Les taux de renoncement des travailleurs américains sont à des niveaux records, car les employés se sentent plus à l'aise à l'idée de quitter leur emploi pour chercher des postes mieux rémunérés ou pour trouver un meilleur équilibre entre vie professionnelle et vie privée.

Les grèves de travailleurs reparaissent à l'ordre du jour. Tout cela est exacerbé par les consommateurs et les entreprises qui stimulent la demande future, principalement en réponse aux inquiétudes au sujet des pénuries de produits et de la hausse des prix.

La phase actuelle de l'inflation fait partie d'un changement structurel général dans le paradigme macroéconomique mondial.

Nous sommes passés d'une situation de demande globale déficiente à une situation dans laquelle la demande est globalement bonne. Notamment, les ventes au détail aux États-Unis ont augmenté de 13,9 % de plus que prévu en glissement annuel en septembre, ce qui indique qu'il reste encore quelques poches de pouvoir d'achat contenues se traduisant par une demande effective.

Bien sûr, cela ne veut pas dire qu'il n'y a pas de problèmes relatifs à la composition de la demande. L'inégalité, non seulement de revenus et de richesses, mais également en termes d'opportunités, garde un caractère d'urgence.

Une inflation plus élevée et plus persistante ravive ces préoccupations, parce que ses implications sont multiples : économiques, financières, institutionnelles, politiques et sociales. Ces effets se révéleront de plus en plus inégaux dans leur impact, en touchant en particulier les pauvres. Au niveau mondial, les retombées de cette poussée inflationniste risquent de faire sortir certains pays en développement à faibles revenus de la voie de la convergence économique.

Tout cela confirme encore davantage l'urgence pour la Fed et le Congrès d'une action rapide en vue de s'assurer que la phase inflationniste actuelle n'aboutisse pas inutilement à saper la croissance économique, à accroître les inégalités et à alimenter l'instabilité financière. Une réduction marquée de la relance monétaire, qui fonctionne toujours en mode d'hyper-urgence, est nécessaire, malgré le timing malchanceux qui régit le passage au nouveau cadre politique de la Fed. En outre, les législateurs américains peuvent apporter leur aide en prenant des mesures plus importantes pour améliorer l'offre, aussi bien pour le capital que pour le travail, qui relèvent directement de leur domaine de compétence. Cela implique de passer des mesures visant à moderniser les infrastructures, à stimuler la productivité et à accroître la participation de la main-d'œuvre.

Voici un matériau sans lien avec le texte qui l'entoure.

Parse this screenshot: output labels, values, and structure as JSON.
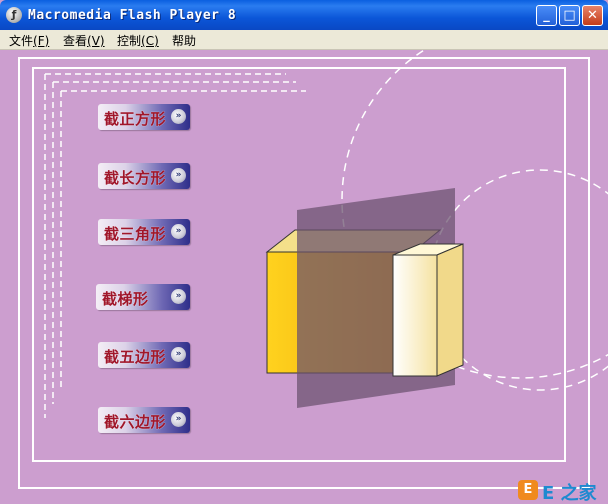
{
  "window": {
    "title": "Macromedia Flash Player 8",
    "app_icon": "flash-icon",
    "app_icon_glyph": "ƒ",
    "minimize_glyph": "_",
    "maximize_glyph": "□",
    "close_glyph": "✕"
  },
  "menu": {
    "items": [
      {
        "label": "文件",
        "key": "(F)"
      },
      {
        "label": "查看",
        "key": "(V)"
      },
      {
        "label": "控制",
        "key": "(C)"
      },
      {
        "label": "帮助",
        "key": ""
      }
    ]
  },
  "nav": {
    "arrow_glyph": "»",
    "buttons": [
      {
        "label": "截正方形"
      },
      {
        "label": "截长方形"
      },
      {
        "label": "截三角形"
      },
      {
        "label": "截梯形"
      },
      {
        "label": "截五边形"
      },
      {
        "label": "截六边形"
      }
    ]
  },
  "watermark": {
    "logo": "E",
    "text": "E 之家"
  },
  "colors": {
    "stage_bg": "#cc9ecf",
    "titlebar": "#0a5fe0",
    "button_text": "#a0162a"
  }
}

Les décideurs politiques devraient également renforcer la réglementation prudentielle et la supervision du secteur financier, en particulier du système non bancaire. Compte tenu des pressions plus fortes sur les marges bénéficiaires des entreprises et de la capacité supérieure des grandes entreprises à gérer les perturbations de l'offre, elles devront surveiller de près la concentration des entreprises.

C'est une bonne nouvelle qu'après avoir initialement et constamment mal interprété la dynamique de l'inflation aux États-Unis, davantage de responsables de la Fed commencent à bien comprendre la situation.

La Fed serait bien avisée de rattraper son retard encore plus vite. Dans le cas contraire, elle finira par cherche un bouc émissaire, ce qui érodera encore plus la crédibilité de ses politiques et sapera sa position politique.

Il a publié The Only Game in Town: Central Banks, Instability, and Avoiding the Next Collapse.



*Président du Queen's College de l'Université de Cambridge, ancien président du Conseil mondial du développement du président américain Barack Obama.